English Vinglish mengangkat keresahan para ibu yang tidak bisa berbahasa Inggris. Di India, Bahasa Inggris sudah umum digunakan terlebih bagi masyarakat dengan tingkat sosial tertentu. Di film tersebut Sasi (Sridevi) berperan sebagai seorang Ibu 2 anak yang tidak bisa berbahasa Inggris. Karena kekurangannya tersebut, ia acapkali menjadi bahan tertawaan suami dan anaknya.
Ia juga merasa kesulitan saat harus menghadapi kondisi yang memaksanya berbahasa inggris seperti PTA atau pertemuan wali murid. Anak perempuan Sasi pun lebih sering menyepelekan dan kurang menghormatinya karena kekurangannya tersebut.
Konflik mulai semakin naik saat ia harus membantu menyiapkan pernikahan anak dari saudarinya yang ada di New York.
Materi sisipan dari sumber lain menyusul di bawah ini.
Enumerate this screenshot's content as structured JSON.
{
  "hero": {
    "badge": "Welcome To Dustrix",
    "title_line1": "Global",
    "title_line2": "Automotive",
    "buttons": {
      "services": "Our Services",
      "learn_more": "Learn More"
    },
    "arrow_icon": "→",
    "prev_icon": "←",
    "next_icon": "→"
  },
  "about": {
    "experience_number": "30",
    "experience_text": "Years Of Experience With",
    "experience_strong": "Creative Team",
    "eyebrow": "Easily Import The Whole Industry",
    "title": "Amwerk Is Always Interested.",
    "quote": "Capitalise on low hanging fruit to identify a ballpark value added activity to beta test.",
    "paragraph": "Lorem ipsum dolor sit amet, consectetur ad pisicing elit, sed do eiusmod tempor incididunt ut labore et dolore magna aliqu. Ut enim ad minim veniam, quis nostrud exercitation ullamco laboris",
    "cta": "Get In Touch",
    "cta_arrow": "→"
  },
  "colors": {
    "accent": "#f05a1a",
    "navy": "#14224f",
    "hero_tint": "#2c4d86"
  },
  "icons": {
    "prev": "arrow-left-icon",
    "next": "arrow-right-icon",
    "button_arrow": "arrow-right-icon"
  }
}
Ia merasa sedikit takut karena harus berangkat 5 minggu sebelum acara untuk bantu-bantu sementara keluarganya menyusul mendekati hari H. Berbagai gambaran dan kekhawatiran muncul, tentang sendiran pergi ke negeri asing dan kemampuan bahasa Inggrisnya yang minim.
Sasi dan bahasa Inggris hanyalah salah satu wajah dari aneka wajah persoalan orang tua. Jika di kondisikan di Indonesia, masalah seperti gaptek (gagap teknologi), tidak bisa mengoperasikan HP, komputer, dan keminiman akan ilmu tertentu masih sering terjadi. Seorang anak yang mengumpat kalimat, "Memangnya Ibu/Bapak bisa komputer?" masih bersliweran di telinga. Atau saat orang tua ingin menasihati anaknya yang nilainya jelek dan si anak balik menyerang dengan mengatakan, "Emangnya Ibu bisa mengerjakan? Ibu belum tentu lebih baik dari aku!"
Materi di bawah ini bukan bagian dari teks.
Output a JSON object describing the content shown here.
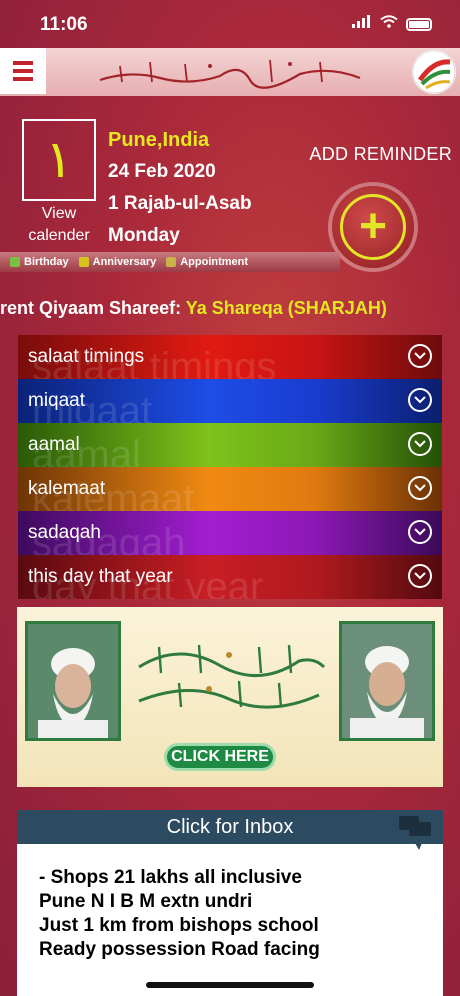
{
  "status_bar": {
    "time": "11:06"
  },
  "date_panel": {
    "arabic_day": "١",
    "view_calendar": "View calender",
    "city": "Pune,India",
    "gregorian_date": "24 Feb 2020",
    "hijri_date": "1 Rajab-ul-Asab",
    "weekday": "Monday"
  },
  "add_reminder_label": "ADD REMINDER",
  "legend": [
    {
      "label": "Birthday",
      "color": "#7ac143"
    },
    {
      "label": "Anniversary",
      "color": "#d6c21b"
    },
    {
      "label": "Appointment",
      "color": "#c9b24a"
    }
  ],
  "qiyaam": {
    "prefix": "rent Qiyaam Shareef: ",
    "place": "Ya Shareqa (SHARJAH)"
  },
  "menu_rows": [
    {
      "label": "salaat timings",
      "ghost": "salaat timings",
      "gradient": "linear-gradient(90deg,#7a0c0c,#e01a12 45%,#c81414 70%,#6d0b0b)"
    },
    {
      "label": "miqaat",
      "ghost": "miqaat",
      "gradient": "linear-gradient(90deg,#0b2278,#1e4de6 45%,#1a3ccf 70%,#0a1f6e)"
    },
    {
      "label": "aamal",
      "ghost": "aamal",
      "gradient": "linear-gradient(90deg,#2a5a08,#7fc21a 45%,#6aa818 70%,#244f07)"
    },
    {
      "label": "kalemaat",
      "ghost": "kalemaat",
      "gradient": "linear-gradient(90deg,#6e3406,#f08a12 45%,#e07a10 70%,#6a3005)"
    },
    {
      "label": "sadaqah",
      "ghost": "sadaqah",
      "gradient": "linear-gradient(90deg,#3e0a5e,#a21ed0 45%,#8c18b6 70%,#3a0a58)"
    },
    {
      "label": "this day that year",
      "ghost": "day that year",
      "gradient": "linear-gradient(90deg,#5a0a10,#c81e24 45%,#b01a1e 70%,#520a10)"
    }
  ],
  "banner": {
    "button_label": "CLICK HERE"
  },
  "inbox": {
    "title": "Click for Inbox",
    "lines": [
      "- Shops 21 lakhs all inclusive",
      "Pune N I B M extn undri",
      "Just 1 km from bishops school",
      "Ready possession Road facing"
    ]
  }
}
Sebagian dari kita ada kalanya seperti Sasi, tertekan pada suatu kekurangan tertentu, sementara kelebihan Sasi sebagai pembuat laddoos (semacam makanan ringan berbentuk bulat, berwarna kuning dengan rasa manis) terenak bahkan laris manis tidak cukup menutup kekurangan tersebut. Lebih disayangkan lagi, olokan yang datang rata-rata berasal dari keluarga sendiri. Hal tersebut tentunya menambah sesak dada para orang tua.
Bagi Sasi, jika seorang laki-laki memasak maka itu menjadi sebuah seni, sementara wanita memasak adalah kewajiban sehari-hari. Ucapannya lebih terdengar seperti keputusasaan dan kurangnya penghargaan bagi seorang wanita. Mungkin tanpa sadar dan tanpa sengaja, satu dari kita pun pernah menyepelekan seseorang meski sebatas ucapan di dalam hati.
Sasi GodBole mewakili suara-suara yang selama ini diacuhkan, mengenai kurangnya kepekaan dan rasa hormat dari keluarga sendiri.
Dalam film ini, Sasi digambarkan berhasil menolong dirinya sendiri dengan mengikuti khusus kilat berbahasa inggris secara sembunyi-sembunyi ketika di New York. Biar pun sudah berumur tapi kemauannya untuk lepas dari jeratan "tidak bisa berbahasa Inggris" sangat tinggi. Berbagai tekanan, olokan yang sudah terjadi membuatnya bersemangat. Dalam kursus tersebut ia bertemu dengan pria Prancis bernama Laurent yang amat mengaguminya. Meski Sasi tidak memberikan sedikit pun hatinya, tapi ia merasa tersanjung dan mulai belajar mencintai dirinya sendiri. Dari rasa suka Laurent lah ia mulai merasa dirinya berarti dan berharga.

Terkadang pasangan tidak tahu apa yang pasangannya rasakan, saat itulah kita harus menolong diri kita sendiri. Keluarga tidak akan men-judge. Keluarga adalah satu-satunya orang yang tidak akan menertawakan kelemahan kita, dan keluarga adalah satu-satunya tempat untuk mendapatkan cinta dan rasa hormat.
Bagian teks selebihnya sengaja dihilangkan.